I think an interesting experiment would be to test different levels of specificity in prompts, across different sorts of codebases. My experience tells me that Claude is better at taking higher level, less specific requests, developing an actionable plan taking the codebase into account, then executing that plan. At least around data engineering type codebases that I’m familiar with.

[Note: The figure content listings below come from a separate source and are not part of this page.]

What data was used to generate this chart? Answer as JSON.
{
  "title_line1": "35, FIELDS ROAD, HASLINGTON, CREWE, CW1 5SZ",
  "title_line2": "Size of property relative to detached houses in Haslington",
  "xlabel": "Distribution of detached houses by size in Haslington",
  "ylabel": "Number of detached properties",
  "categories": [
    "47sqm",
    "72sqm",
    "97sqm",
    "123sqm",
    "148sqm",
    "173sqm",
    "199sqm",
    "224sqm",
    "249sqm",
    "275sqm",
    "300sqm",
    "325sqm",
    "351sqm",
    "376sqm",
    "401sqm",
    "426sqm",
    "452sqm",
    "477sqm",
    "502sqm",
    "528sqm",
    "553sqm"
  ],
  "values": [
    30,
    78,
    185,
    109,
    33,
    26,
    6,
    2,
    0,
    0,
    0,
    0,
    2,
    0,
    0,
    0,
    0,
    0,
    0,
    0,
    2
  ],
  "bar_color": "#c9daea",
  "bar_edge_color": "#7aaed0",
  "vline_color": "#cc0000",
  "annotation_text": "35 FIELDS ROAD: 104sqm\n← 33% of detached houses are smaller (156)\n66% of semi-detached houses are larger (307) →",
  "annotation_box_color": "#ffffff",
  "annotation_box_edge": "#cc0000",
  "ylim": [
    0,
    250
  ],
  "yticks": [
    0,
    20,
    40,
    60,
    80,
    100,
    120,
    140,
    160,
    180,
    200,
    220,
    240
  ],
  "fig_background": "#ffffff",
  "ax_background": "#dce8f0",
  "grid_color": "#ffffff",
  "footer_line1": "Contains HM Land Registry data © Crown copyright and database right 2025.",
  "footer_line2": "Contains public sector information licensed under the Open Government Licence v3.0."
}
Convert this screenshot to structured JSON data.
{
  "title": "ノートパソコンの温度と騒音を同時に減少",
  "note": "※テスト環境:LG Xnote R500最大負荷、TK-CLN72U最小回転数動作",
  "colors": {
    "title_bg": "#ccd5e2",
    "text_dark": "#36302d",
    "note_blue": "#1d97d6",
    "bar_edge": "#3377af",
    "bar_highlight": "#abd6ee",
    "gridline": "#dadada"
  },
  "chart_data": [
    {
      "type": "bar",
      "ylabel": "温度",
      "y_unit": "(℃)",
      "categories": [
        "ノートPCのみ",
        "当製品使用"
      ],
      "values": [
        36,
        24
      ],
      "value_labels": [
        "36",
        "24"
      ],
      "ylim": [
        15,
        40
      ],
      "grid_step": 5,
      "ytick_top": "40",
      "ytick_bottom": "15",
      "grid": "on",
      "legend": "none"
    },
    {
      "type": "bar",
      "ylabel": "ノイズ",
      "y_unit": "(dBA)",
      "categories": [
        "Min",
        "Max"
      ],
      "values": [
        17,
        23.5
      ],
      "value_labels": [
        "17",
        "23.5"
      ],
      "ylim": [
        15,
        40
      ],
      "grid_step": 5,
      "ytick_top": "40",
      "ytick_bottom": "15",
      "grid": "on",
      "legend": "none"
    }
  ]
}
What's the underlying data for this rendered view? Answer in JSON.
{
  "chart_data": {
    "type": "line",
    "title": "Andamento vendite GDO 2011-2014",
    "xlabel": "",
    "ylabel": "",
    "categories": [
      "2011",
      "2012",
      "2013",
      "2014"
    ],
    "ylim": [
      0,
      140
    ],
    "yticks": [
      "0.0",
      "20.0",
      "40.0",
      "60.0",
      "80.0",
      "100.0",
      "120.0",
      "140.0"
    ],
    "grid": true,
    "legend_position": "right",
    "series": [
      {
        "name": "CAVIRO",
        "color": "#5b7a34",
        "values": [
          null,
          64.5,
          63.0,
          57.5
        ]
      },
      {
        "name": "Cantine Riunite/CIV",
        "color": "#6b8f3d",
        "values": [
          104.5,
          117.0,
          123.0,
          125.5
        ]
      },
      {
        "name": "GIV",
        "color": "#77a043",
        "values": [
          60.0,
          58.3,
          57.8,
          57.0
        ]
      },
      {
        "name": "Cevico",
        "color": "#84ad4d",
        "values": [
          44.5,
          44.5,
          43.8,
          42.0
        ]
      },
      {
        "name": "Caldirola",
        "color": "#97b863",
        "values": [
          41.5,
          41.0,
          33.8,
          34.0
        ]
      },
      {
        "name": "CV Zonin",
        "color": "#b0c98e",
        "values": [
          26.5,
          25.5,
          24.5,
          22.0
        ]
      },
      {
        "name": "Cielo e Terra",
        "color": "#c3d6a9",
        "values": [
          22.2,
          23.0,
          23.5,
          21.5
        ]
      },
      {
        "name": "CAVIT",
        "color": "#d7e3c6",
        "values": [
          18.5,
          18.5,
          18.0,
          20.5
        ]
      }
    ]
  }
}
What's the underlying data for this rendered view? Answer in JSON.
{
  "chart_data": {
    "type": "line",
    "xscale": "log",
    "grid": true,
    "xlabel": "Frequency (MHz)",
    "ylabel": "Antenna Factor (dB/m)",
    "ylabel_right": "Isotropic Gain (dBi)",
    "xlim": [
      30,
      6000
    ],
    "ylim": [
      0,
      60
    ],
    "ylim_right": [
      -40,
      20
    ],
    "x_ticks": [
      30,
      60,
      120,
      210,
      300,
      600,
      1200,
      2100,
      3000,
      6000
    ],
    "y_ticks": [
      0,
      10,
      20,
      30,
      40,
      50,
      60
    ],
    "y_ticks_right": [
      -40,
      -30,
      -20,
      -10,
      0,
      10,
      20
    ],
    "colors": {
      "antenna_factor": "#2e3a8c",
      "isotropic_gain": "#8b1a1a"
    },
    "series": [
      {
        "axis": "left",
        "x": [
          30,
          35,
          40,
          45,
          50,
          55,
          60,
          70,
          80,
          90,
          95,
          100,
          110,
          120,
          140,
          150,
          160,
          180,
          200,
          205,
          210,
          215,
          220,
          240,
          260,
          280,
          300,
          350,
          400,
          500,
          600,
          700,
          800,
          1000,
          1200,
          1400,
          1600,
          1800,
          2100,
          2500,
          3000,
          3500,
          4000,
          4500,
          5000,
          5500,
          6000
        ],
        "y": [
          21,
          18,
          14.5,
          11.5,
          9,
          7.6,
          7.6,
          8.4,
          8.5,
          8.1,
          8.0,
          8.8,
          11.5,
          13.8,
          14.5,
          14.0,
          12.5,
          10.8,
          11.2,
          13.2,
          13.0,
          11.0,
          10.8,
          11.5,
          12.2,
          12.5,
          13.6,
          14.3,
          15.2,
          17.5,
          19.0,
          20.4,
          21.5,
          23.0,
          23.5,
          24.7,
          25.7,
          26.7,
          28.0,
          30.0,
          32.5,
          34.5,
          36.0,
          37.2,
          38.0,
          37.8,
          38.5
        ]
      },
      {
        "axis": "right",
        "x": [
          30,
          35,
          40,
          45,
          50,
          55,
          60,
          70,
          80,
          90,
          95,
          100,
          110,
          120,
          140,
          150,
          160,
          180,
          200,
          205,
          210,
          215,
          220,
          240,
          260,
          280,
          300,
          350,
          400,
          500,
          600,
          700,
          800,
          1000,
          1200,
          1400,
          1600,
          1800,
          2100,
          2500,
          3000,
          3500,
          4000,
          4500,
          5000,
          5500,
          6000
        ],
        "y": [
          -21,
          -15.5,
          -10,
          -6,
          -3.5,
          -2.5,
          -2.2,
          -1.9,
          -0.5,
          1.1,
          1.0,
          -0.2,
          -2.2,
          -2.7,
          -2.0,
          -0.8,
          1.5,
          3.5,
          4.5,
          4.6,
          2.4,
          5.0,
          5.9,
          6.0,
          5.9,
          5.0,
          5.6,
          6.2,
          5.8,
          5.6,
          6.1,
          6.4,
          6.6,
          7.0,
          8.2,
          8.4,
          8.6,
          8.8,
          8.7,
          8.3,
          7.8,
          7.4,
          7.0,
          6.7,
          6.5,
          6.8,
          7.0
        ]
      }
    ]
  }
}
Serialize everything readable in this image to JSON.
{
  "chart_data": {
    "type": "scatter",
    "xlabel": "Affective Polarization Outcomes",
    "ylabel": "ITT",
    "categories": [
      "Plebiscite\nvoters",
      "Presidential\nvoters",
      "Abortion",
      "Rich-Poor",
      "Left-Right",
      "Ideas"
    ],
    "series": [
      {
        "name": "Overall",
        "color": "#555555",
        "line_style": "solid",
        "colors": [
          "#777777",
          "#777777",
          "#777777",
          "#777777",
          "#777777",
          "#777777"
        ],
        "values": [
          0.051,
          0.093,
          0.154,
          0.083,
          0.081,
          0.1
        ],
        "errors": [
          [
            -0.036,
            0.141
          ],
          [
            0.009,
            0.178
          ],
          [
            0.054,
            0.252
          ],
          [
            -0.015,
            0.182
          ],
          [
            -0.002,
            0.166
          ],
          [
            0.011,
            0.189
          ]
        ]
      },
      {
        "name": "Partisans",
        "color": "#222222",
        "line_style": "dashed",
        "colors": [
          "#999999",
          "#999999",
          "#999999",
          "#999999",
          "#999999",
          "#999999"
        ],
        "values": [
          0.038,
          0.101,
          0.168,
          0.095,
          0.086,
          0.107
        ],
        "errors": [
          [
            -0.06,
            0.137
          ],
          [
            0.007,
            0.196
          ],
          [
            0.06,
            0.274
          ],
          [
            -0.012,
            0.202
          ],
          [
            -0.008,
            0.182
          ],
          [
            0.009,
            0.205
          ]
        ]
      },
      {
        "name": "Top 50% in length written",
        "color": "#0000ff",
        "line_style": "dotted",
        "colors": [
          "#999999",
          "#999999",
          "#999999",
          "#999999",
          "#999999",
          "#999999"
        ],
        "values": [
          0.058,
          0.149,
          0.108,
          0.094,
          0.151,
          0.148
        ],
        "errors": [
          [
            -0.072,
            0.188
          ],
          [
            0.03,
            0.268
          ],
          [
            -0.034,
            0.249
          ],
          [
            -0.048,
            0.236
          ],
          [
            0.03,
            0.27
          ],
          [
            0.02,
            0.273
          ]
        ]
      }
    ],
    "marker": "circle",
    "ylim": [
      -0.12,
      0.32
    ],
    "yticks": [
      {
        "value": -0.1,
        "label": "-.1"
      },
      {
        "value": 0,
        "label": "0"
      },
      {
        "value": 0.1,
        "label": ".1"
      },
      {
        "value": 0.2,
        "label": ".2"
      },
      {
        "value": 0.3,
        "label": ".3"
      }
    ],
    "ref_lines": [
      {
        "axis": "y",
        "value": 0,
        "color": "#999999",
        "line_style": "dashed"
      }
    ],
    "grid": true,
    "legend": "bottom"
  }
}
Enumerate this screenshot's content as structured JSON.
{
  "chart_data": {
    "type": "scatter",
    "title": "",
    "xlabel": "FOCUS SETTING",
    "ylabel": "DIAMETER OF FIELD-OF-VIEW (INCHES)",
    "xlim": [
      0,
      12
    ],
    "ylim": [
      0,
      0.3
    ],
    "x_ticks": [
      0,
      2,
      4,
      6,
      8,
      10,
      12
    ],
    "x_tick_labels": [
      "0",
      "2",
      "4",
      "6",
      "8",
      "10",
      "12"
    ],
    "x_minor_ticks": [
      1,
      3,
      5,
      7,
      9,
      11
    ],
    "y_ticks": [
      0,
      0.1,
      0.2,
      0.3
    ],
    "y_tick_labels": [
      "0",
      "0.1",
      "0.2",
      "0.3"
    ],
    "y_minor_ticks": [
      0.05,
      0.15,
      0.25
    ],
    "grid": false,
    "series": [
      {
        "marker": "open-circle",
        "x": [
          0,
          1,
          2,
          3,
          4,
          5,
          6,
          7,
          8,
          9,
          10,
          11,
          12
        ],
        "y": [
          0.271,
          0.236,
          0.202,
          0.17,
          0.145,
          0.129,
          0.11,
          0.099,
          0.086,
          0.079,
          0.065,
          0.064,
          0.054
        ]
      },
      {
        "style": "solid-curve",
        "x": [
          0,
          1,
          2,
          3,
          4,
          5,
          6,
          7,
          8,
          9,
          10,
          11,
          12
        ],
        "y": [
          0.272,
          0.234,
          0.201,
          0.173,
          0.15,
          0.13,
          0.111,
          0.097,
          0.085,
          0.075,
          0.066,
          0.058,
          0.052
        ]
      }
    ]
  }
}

But this might not be so with, say, web development. Or maybe even data engineering in different contexts. The models might be spiky in subtle ways, where specificity matters more in certain contexts more than others.
What apps have you tried for this, and how recently?
Most of my usage is multi-turn in a 200k line codebase, for what it’s worth. It’s extremely rare that GPT-5 (via Codex CLI) breaks anything.
A mix of web app + CLI tools, though admittedly I have a lot more usage on Claude Code than Codex CLI, so my perception is biased by using GPT5 more through the chat and the Codex Web App.